Well its very encouraging to hear that your ILS have come round, and thankyou for your kind words.

I think one of the major problems for me is that DS is gradually regressing - he threw a plastic toy at the french windows yesterday, really hard, and he is 4.6 now - so that is not what I would expect, he never would have done that at even two!

Its also really nice to hear that other people have been where I am and struggled just as much with a non tantrumer. I would definitely agree with regard to the grief process and will really think about counseling (have had it in the past - its just the hastle of trying to get it through the NHS)

Would you say it gets easier as they get older? At the moment it just seems to be getting harder and harder.

troutpout Tue 02-Oct-12 12:04:53

Easier in some ways yes Bumptious.
That behaviour that the outside world would view as naughty ( like your over-excited throwing incident I guess) seemed to peak at around 5 ish and then diminish slowly . Ds did a lot of things like that at that age... Quite random behaviour...Wouldn't have a clue it was wrong. Quite ofton it would be just to see what would happen. He had a thing for knocking stuff over or smashing stuff up.

The downside to this behaviour diminishing as he became more self aware and more worried about things , however,was that he also became more withdrawn and anxious.
This over anxiousness has also eased somewhat too ( although i feel still ever present and waiting to rear it's ugly head)
<< touches wood all around>> grin

He's easier and our lives are easier because I 'get' him and to a very small extent he gets himself now.He has a support system of people who 'get' him too ( nt younger sister , family friends , his mates, school) This is the key I think. I am very much aware of its fragility. It wouldn't take a great deal to throw that all out.

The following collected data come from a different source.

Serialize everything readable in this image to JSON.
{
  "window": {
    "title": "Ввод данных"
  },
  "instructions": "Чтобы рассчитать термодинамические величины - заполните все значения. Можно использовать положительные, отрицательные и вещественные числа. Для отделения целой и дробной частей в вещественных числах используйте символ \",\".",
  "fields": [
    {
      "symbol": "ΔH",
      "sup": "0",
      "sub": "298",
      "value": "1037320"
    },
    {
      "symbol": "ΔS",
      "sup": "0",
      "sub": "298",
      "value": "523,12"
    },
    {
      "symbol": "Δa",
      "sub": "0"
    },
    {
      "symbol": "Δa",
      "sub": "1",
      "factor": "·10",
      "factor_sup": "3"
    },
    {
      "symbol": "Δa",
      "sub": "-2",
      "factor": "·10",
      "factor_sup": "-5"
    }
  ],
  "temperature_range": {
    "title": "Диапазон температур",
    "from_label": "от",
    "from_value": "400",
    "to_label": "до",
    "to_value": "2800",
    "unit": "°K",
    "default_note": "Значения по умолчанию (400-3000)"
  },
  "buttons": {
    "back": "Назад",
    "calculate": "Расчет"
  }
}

Ds has a very developed cuttingly dry sense of humour... When I think back to any difficult times , it was always ( and continues to be) our life-saver.
grin

BumptiousandBustly Wed 03-Oct-12 09:20:00

Troutpout - thankyou for your support and information. DS1 is also very very anxious already - dread to think it could get worse, but it does help to hear that the impulse control stuff might lessen.

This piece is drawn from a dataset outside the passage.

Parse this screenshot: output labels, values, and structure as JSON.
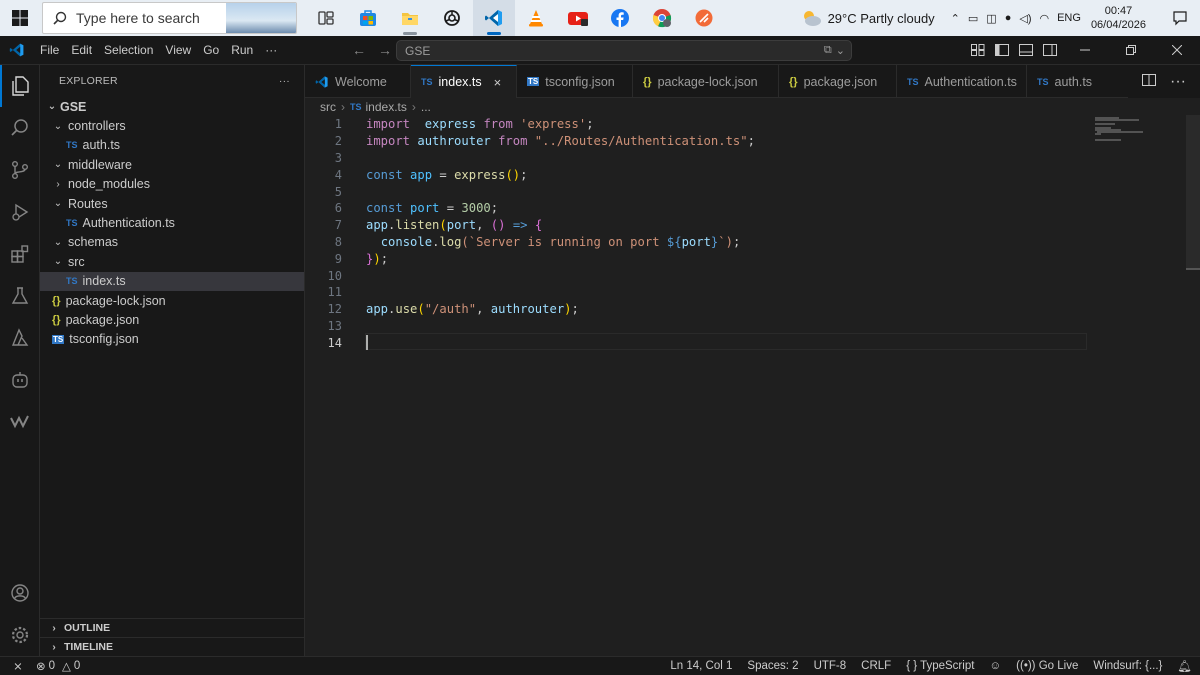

I think what I am going to do is try and find something for me, there isn't much more we can do for DS1 at the moment (unless we win the lottery) so carrying on with all of that, but try and lower might stress level might just help a bit - will see if I can find a fancy cooking course or something one night a week.

(The crying before school has started now, only in week two!) AAAAAARRRRRRRRRRRGGGGGGGG!